Apapun itu, Samejima Reiji adalah Levi yang lain. Saya merasa terpanggil.

Skeptis



Orang suka bilang “saya kenal dia”. Omong kosong. Kata Hume, manusia itu tidak mempunyai diri yang sejati. Katanya relasi tentang diri yang esensial dan tidak terpengaruh apapun adalah pemikiran yang tidak mempunyai bukti. Karna ide tentang “diri” muncul hanya dari kesan yang sekilas, perasaan-perasaan yang selalu berubah dan dibolak-balikkan. Setiap orang pasti pernah marah, pernah ceria, pernah murung. Apakah intensitas dari emosi-emosi sekilas itu bisa membuat kita berpikir bahwa kita telah mengenal seseorang? Bagi orang yang berpikir secara intuitif, mungkin tidak benar-benar perlu pembuktian atas pernyataan tentang diri yang esensial. Tapi bagi Hume, kita harus melihat matahari bersinar sebelum membuat statement tentang matahari bersinar.

Intinya seperti Sartre bilang, bahwa manusia adalah makhluk kontingen. Manusia akan selalu berubah, mengikuti perkembangan di sekitarnya. Tapi apakah ada sesuatu yang esensial di dalam diri manusia? Apakah jiwa mempunyai sifat? Apakah setiap jiwa dibuat dengan keistimewaan masing-masing?

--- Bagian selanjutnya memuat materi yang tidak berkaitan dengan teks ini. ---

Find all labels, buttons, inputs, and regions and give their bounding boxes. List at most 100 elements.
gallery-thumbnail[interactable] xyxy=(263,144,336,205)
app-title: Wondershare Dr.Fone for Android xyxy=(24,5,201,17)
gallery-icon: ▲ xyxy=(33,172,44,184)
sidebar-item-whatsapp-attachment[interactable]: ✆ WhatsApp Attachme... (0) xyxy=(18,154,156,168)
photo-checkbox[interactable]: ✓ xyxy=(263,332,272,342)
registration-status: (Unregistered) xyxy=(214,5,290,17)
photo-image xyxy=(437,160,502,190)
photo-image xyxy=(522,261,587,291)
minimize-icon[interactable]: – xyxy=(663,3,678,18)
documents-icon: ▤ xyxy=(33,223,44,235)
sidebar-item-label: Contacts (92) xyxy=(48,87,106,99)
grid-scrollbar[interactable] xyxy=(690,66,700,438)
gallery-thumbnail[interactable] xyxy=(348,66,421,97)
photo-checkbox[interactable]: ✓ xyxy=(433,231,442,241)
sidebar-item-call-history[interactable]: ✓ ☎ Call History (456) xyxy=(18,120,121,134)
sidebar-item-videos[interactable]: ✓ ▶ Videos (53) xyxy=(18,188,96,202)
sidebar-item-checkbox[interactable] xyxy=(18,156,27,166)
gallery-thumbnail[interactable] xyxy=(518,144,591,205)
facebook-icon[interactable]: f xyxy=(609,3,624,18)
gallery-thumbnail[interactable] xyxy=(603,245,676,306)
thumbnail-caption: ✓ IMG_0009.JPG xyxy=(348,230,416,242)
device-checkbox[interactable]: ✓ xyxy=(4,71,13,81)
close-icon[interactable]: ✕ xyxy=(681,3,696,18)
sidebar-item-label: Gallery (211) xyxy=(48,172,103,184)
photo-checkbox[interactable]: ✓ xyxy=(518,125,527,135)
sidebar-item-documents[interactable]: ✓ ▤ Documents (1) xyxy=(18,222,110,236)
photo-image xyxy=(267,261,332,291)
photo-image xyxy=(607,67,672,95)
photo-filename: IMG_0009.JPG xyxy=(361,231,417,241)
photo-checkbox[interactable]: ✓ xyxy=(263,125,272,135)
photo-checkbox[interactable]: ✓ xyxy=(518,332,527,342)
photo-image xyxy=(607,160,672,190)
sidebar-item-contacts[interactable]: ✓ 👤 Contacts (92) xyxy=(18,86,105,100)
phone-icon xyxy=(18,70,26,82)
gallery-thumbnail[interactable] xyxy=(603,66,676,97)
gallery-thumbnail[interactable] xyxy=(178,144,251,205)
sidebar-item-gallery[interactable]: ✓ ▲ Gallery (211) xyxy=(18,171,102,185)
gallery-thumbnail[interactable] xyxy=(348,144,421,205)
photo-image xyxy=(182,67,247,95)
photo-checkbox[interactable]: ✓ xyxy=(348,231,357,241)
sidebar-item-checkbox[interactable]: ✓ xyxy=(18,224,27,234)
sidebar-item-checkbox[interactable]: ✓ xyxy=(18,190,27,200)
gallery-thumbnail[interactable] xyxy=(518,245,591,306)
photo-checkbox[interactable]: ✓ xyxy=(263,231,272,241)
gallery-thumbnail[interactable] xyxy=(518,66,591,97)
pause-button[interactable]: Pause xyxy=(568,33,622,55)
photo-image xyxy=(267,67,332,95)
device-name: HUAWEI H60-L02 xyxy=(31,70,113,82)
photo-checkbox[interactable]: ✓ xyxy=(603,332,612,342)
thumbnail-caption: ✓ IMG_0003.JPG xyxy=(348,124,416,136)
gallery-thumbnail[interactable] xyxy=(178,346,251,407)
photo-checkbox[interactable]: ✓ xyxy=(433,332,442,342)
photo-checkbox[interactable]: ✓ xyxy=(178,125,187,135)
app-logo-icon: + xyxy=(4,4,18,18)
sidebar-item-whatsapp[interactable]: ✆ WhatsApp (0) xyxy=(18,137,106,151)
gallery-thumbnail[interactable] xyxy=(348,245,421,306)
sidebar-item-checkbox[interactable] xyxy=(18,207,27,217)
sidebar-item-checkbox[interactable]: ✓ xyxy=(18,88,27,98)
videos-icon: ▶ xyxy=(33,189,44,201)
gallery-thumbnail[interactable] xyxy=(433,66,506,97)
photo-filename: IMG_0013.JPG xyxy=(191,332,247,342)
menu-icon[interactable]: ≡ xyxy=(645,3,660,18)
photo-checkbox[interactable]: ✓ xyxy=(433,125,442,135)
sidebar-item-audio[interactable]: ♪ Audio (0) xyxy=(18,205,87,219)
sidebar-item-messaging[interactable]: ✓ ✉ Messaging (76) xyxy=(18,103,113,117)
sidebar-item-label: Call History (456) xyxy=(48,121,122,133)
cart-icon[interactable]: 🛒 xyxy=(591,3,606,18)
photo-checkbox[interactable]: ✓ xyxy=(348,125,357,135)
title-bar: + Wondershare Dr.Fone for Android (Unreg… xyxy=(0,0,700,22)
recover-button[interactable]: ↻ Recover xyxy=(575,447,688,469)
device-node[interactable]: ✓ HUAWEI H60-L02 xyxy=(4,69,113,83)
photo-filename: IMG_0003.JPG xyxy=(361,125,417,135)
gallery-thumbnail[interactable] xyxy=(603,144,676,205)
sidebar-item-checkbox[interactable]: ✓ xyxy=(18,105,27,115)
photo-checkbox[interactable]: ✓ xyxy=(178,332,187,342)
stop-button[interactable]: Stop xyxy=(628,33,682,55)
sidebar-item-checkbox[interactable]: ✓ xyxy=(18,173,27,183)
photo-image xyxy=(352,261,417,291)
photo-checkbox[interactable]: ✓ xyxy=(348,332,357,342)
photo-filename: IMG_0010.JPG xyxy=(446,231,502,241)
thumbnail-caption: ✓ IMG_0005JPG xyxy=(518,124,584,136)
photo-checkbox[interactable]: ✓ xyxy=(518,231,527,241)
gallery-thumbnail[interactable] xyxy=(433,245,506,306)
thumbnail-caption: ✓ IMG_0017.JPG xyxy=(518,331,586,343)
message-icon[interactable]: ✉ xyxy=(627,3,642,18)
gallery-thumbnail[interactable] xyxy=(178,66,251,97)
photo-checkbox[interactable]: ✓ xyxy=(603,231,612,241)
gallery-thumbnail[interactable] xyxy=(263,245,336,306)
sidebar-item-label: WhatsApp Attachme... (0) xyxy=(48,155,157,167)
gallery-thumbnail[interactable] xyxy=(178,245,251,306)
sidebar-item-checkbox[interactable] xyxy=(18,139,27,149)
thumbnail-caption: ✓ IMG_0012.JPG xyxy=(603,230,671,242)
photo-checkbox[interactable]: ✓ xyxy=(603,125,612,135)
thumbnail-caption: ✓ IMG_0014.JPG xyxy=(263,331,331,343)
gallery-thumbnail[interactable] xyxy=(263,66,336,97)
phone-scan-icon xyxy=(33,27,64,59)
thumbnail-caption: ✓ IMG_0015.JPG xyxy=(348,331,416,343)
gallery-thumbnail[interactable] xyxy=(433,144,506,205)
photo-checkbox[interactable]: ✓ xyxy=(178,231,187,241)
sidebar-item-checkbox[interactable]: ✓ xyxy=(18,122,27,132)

Jika jiwa memang merupakan bagian tak terpisahkan dari Tuhan, apakah Tuhan pun bisa kita sifatkan dengan penyifatan tertentu? Apakah Tuhan mempunyai sifat tertentu yang dibedakan dari sifat yang ia ciptakan sendiri? Bagaimana mungkin?!

Manusia berubah tapi manusia tidak berubah, jika kita mengambil jalan aman. Aku oraang yang berpihak pada rasionalisme. Tapi skeptisisme Hume dan Sartre bisa kuterima. Tapi lihatlah nanti  Hume, akan kucari kebenaran tentang itu.